Unions want wage rise for low-paid

February 12, 2010
Issue 

When minimum wage negotiations begin in March, the Australian Council of Trade Unions will push for a rise of $30-$40 a week. The current minimum wage is $543.78 a week, or $14.31 an hour.

This will be the first minimum wage case to be heard by the Fair Work Australia Minimum Wage Panel. The outcome of the case will be a test of how different the Rudd Labor government's new industrial relations system is from the hated Work Choices system of the former Howard Coalition government.

Under the Work Choices Fair Pay Commission, incomes for those on the minimum wage fell by $15-$80 a week in real terms.

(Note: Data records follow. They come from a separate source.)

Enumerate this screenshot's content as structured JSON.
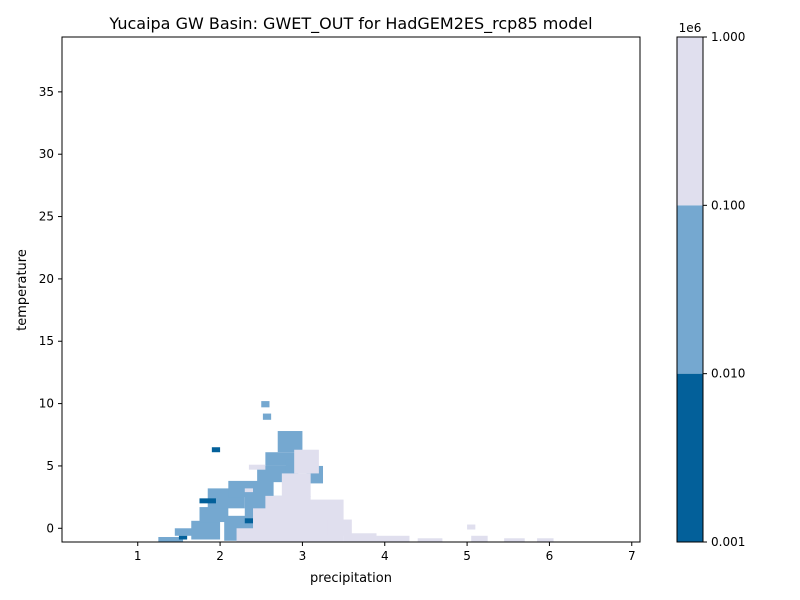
{
  "chart_data": {
    "type": "heatmap",
    "title": "Yucaipa GW Basin: GWET_OUT for HadGEM2ES_rcp85 model",
    "xlabel": "precipitation",
    "ylabel": "temperature",
    "xlim": [
      0.08,
      7.1
    ],
    "ylim": [
      -1.1,
      39.4
    ],
    "x_ticks": [
      1,
      2,
      3,
      4,
      5,
      6,
      7
    ],
    "y_ticks": [
      0,
      5,
      10,
      15,
      20,
      25,
      30,
      35
    ],
    "grid": false,
    "contour_levels": [
      1000,
      10000,
      100000,
      1000000
    ],
    "contour_colors": [
      "#03609a",
      "#75a8d0",
      "#e0dfee"
    ],
    "colorbar": {
      "scale": "log",
      "offset_label": "1e6",
      "tick_labels": [
        "0.001",
        "0.010",
        "0.100",
        "1.000"
      ],
      "tick_values": [
        0.001,
        0.01,
        0.1,
        1.0
      ]
    },
    "regions": [
      {
        "level": "mid",
        "x": [
          1.25,
          1.55
        ],
        "y": [
          -1.1,
          -0.7
        ]
      },
      {
        "level": "mid",
        "x": [
          1.45,
          1.7
        ],
        "y": [
          -0.6,
          0.0
        ]
      },
      {
        "level": "mid",
        "x": [
          1.65,
          2.0
        ],
        "y": [
          -0.9,
          0.6
        ]
      },
      {
        "level": "mid",
        "x": [
          1.75,
          2.1
        ],
        "y": [
          0.5,
          1.7
        ]
      },
      {
        "level": "mid",
        "x": [
          1.85,
          2.3
        ],
        "y": [
          1.6,
          3.2
        ]
      },
      {
        "level": "mid",
        "x": [
          2.05,
          2.5
        ],
        "y": [
          -1.0,
          1.0
        ]
      },
      {
        "level": "mid",
        "x": [
          2.1,
          2.65
        ],
        "y": [
          2.5,
          3.8
        ]
      },
      {
        "level": "mid",
        "x": [
          2.3,
          2.8
        ],
        "y": [
          0.8,
          2.6
        ]
      },
      {
        "level": "mid",
        "x": [
          2.45,
          2.95
        ],
        "y": [
          3.7,
          5.0
        ]
      },
      {
        "level": "mid",
        "x": [
          2.55,
          2.95
        ],
        "y": [
          5.0,
          6.1
        ]
      },
      {
        "level": "mid",
        "x": [
          2.7,
          3.0
        ],
        "y": [
          6.1,
          7.8
        ]
      },
      {
        "level": "mid",
        "x": [
          2.5,
          2.6
        ],
        "y": [
          9.7,
          10.2
        ]
      },
      {
        "level": "mid",
        "x": [
          2.52,
          2.62
        ],
        "y": [
          8.7,
          9.2
        ]
      },
      {
        "level": "mid",
        "x": [
          2.8,
          3.0
        ],
        "y": [
          4.5,
          5.5
        ]
      },
      {
        "level": "mid",
        "x": [
          3.05,
          3.25
        ],
        "y": [
          3.6,
          5.0
        ]
      },
      {
        "level": "low",
        "x": [
          1.9,
          2.0
        ],
        "y": [
          6.1,
          6.5
        ]
      },
      {
        "level": "low",
        "x": [
          1.75,
          1.95
        ],
        "y": [
          2.0,
          2.4
        ]
      },
      {
        "level": "low",
        "x": [
          2.3,
          2.4
        ],
        "y": [
          0.4,
          0.8
        ]
      },
      {
        "level": "low",
        "x": [
          1.5,
          1.6
        ],
        "y": [
          -0.9,
          -0.6
        ]
      },
      {
        "level": "high",
        "x": [
          2.2,
          2.6
        ],
        "y": [
          -1.1,
          0.0
        ]
      },
      {
        "level": "high",
        "x": [
          2.4,
          2.8
        ],
        "y": [
          -0.2,
          1.6
        ]
      },
      {
        "level": "high",
        "x": [
          2.55,
          3.1
        ],
        "y": [
          -1.1,
          2.6
        ]
      },
      {
        "level": "high",
        "x": [
          2.75,
          3.1
        ],
        "y": [
          2.5,
          4.4
        ]
      },
      {
        "level": "high",
        "x": [
          2.9,
          3.2
        ],
        "y": [
          4.4,
          6.3
        ]
      },
      {
        "level": "high",
        "x": [
          3.0,
          3.5
        ],
        "y": [
          -1.1,
          2.3
        ]
      },
      {
        "level": "high",
        "x": [
          3.3,
          3.6
        ],
        "y": [
          -0.6,
          0.7
        ]
      },
      {
        "level": "high",
        "x": [
          3.5,
          3.9
        ],
        "y": [
          -1.1,
          -0.4
        ]
      },
      {
        "level": "high",
        "x": [
          3.9,
          4.3
        ],
        "y": [
          -1.1,
          -0.6
        ]
      },
      {
        "level": "high",
        "x": [
          4.4,
          4.7
        ],
        "y": [
          -1.1,
          -0.8
        ]
      },
      {
        "level": "high",
        "x": [
          5.05,
          5.25
        ],
        "y": [
          -1.1,
          -0.6
        ]
      },
      {
        "level": "high",
        "x": [
          5.0,
          5.1
        ],
        "y": [
          -0.1,
          0.3
        ]
      },
      {
        "level": "high",
        "x": [
          5.45,
          5.7
        ],
        "y": [
          -1.1,
          -0.8
        ]
      },
      {
        "level": "high",
        "x": [
          5.85,
          6.05
        ],
        "y": [
          -1.1,
          -0.8
        ]
      },
      {
        "level": "high",
        "x": [
          2.35,
          2.55
        ],
        "y": [
          4.7,
          5.1
        ]
      },
      {
        "level": "high",
        "x": [
          2.3,
          2.4
        ],
        "y": [
          2.9,
          3.2
        ]
      }
    ]
  }
}
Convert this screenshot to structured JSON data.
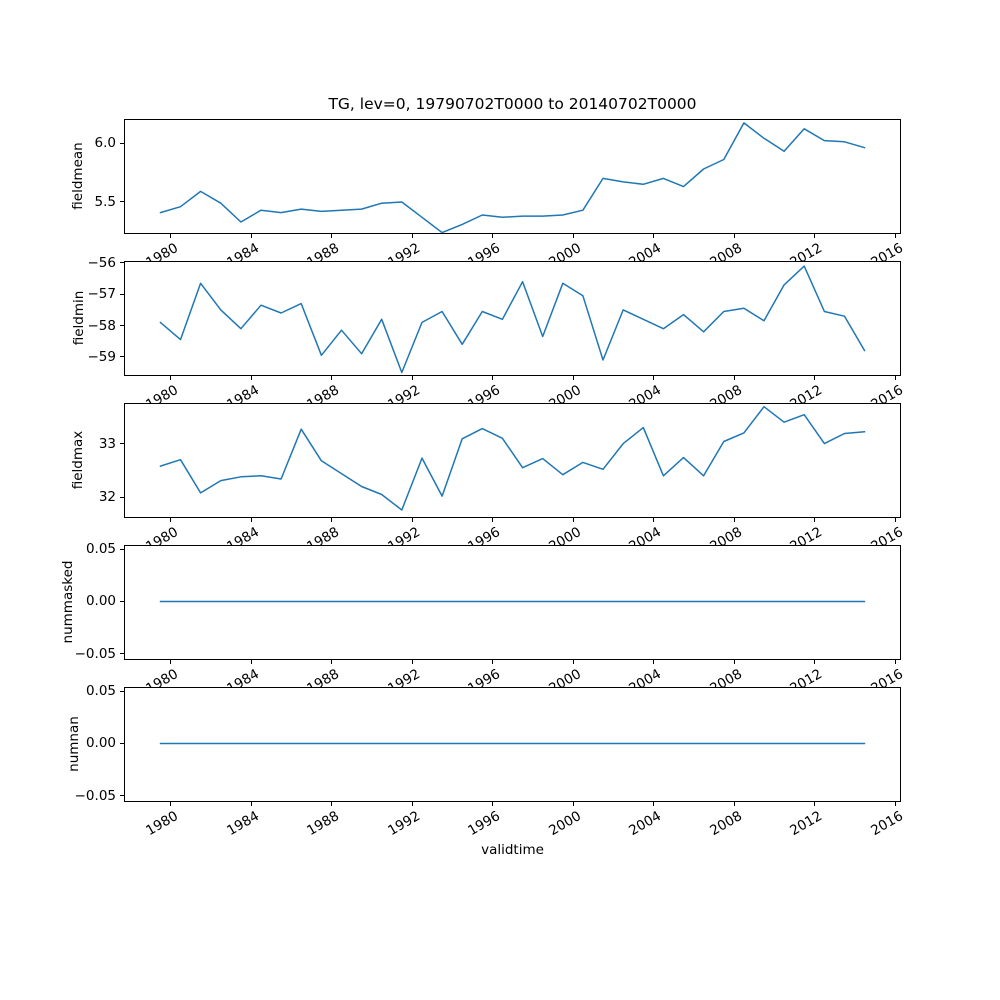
{
  "title": "TG, lev=0, 19790702T0000 to 20140702T0000",
  "colors": {
    "line": "#1f77b4",
    "spine": "#000000",
    "background": "#ffffff"
  },
  "x_axis": {
    "label": "validtime",
    "xlim": [
      1977.74,
      2016.26
    ],
    "tick_years": [
      1980,
      1984,
      1988,
      1992,
      1996,
      2000,
      2004,
      2008,
      2012,
      2016
    ],
    "tick_labels": [
      "1980",
      "1984",
      "1988",
      "1992",
      "1996",
      "2000",
      "2004",
      "2008",
      "2012",
      "2016"
    ],
    "tick_rotation_deg": 30,
    "data_years": [
      1979,
      1980,
      1981,
      1982,
      1983,
      1984,
      1985,
      1986,
      1987,
      1988,
      1989,
      1990,
      1991,
      1992,
      1993,
      1994,
      1995,
      1996,
      1997,
      1998,
      1999,
      2000,
      2001,
      2002,
      2003,
      2004,
      2005,
      2006,
      2007,
      2008,
      2009,
      2010,
      2011,
      2012,
      2013,
      2014
    ]
  },
  "chart_data": [
    {
      "type": "line",
      "ylabel": "fieldmean",
      "ylim": [
        5.237,
        6.195
      ],
      "yticks": [
        {
          "v": 6.0,
          "label": "6.0"
        },
        {
          "v": 5.5,
          "label": "5.5"
        }
      ],
      "values": [
        5.41,
        5.46,
        5.59,
        5.49,
        5.33,
        5.43,
        5.41,
        5.44,
        5.42,
        5.43,
        5.44,
        5.49,
        5.5,
        5.37,
        5.24,
        5.31,
        5.39,
        5.37,
        5.38,
        5.38,
        5.39,
        5.43,
        5.7,
        5.67,
        5.65,
        5.7,
        5.63,
        5.78,
        5.86,
        6.17,
        6.04,
        5.93,
        6.12,
        6.02,
        6.01,
        5.96
      ]
    },
    {
      "type": "line",
      "ylabel": "fieldmin",
      "ylim": [
        -59.58,
        -55.97
      ],
      "yticks": [
        {
          "v": -56,
          "label": "−56"
        },
        {
          "v": -57,
          "label": "−57"
        },
        {
          "v": -58,
          "label": "−58"
        },
        {
          "v": -59,
          "label": "−59"
        }
      ],
      "values": [
        -57.9,
        -58.45,
        -56.65,
        -57.5,
        -58.1,
        -57.35,
        -57.6,
        -57.3,
        -58.95,
        -58.15,
        -58.9,
        -57.8,
        -59.5,
        -57.9,
        -57.55,
        -58.6,
        -57.55,
        -57.8,
        -56.6,
        -58.35,
        -56.65,
        -57.05,
        -59.1,
        -57.5,
        -57.8,
        -58.1,
        -57.65,
        -58.2,
        -57.55,
        -57.45,
        -57.85,
        -56.7,
        -56.1,
        -57.55,
        -57.7,
        -58.8
      ]
    },
    {
      "type": "line",
      "ylabel": "fieldmax",
      "ylim": [
        31.63,
        33.74
      ],
      "yticks": [
        {
          "v": 33,
          "label": "33"
        },
        {
          "v": 32,
          "label": "32"
        }
      ],
      "values": [
        32.58,
        32.7,
        32.08,
        32.31,
        32.38,
        32.4,
        32.34,
        33.27,
        32.68,
        32.44,
        32.2,
        32.05,
        31.76,
        32.73,
        32.02,
        33.09,
        33.28,
        33.1,
        32.55,
        32.72,
        32.42,
        32.65,
        32.52,
        33.0,
        33.3,
        32.4,
        32.74,
        32.4,
        33.04,
        33.2,
        33.69,
        33.4,
        33.54,
        33.0,
        33.19,
        33.22
      ]
    },
    {
      "type": "line",
      "ylabel": "nummasked",
      "ylim": [
        -0.055,
        0.053
      ],
      "yticks": [
        {
          "v": 0.05,
          "label": "0.05"
        },
        {
          "v": 0.0,
          "label": "0.00"
        },
        {
          "v": -0.05,
          "label": "−0.05"
        }
      ],
      "values": [
        0,
        0,
        0,
        0,
        0,
        0,
        0,
        0,
        0,
        0,
        0,
        0,
        0,
        0,
        0,
        0,
        0,
        0,
        0,
        0,
        0,
        0,
        0,
        0,
        0,
        0,
        0,
        0,
        0,
        0,
        0,
        0,
        0,
        0,
        0,
        0
      ]
    },
    {
      "type": "line",
      "ylabel": "numnan",
      "ylim": [
        -0.055,
        0.053
      ],
      "yticks": [
        {
          "v": 0.05,
          "label": "0.05"
        },
        {
          "v": 0.0,
          "label": "0.00"
        },
        {
          "v": -0.05,
          "label": "−0.05"
        }
      ],
      "values": [
        0,
        0,
        0,
        0,
        0,
        0,
        0,
        0,
        0,
        0,
        0,
        0,
        0,
        0,
        0,
        0,
        0,
        0,
        0,
        0,
        0,
        0,
        0,
        0,
        0,
        0,
        0,
        0,
        0,
        0,
        0,
        0,
        0,
        0,
        0,
        0
      ]
    }
  ]
}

In 2009, citing the global financial crisis, the Fair Pay Commission ruled against the ACTU's claim for a $21 a week rise. It decided on no rise at all in the minimum wage.

In pushing for justice for minimum wage workers, unions "highlighted the unfairness of company executives receiving big increases in pay and bonuses in recent years with the average pay for top CEOs rising to now almost 50 times average weekly earnings", the ACTU website said.

ACTU secretary Jeff Lawrence told ABC radio's AM program on February 8 that the decision would apply to "about 1.3 million workers who are dependent on awards still and that means industries such as cleaning, security, childcare, some smaller businesses in retail, some of the community sector.

"These are areas which are predominately service sector but also predominately women and non-English speaking workers so there are those workers in the community who are on minimum wages and [have] less bargaining power than lots of other workers."

Meanwhile, Transport Workers Union national secretary Tony Sheldon hit out at the federal ALP's new industrial relations system. For the fourth time in six months, the Fair Work Ombudsman began prosecuting the TWU for breaching Howard-era Work Choices laws, which remained in effect until July 2009.

The prosecution relates to a stop-work meeting in February after the sacking of a truck driver at K&S Freighters in Western Australia. The company had not followed agreed dispute resolution procedures in sacking the driver, but this was not investigated by the Fair Work Ombudsman.

Sheldon told the February 8 Age: "Fair Work Australia is not living up to its name. The Ombudsman's office is merely a cut-crystal finger bowl whose function appears to be trying to wash the raw prawn off the hands of some employers."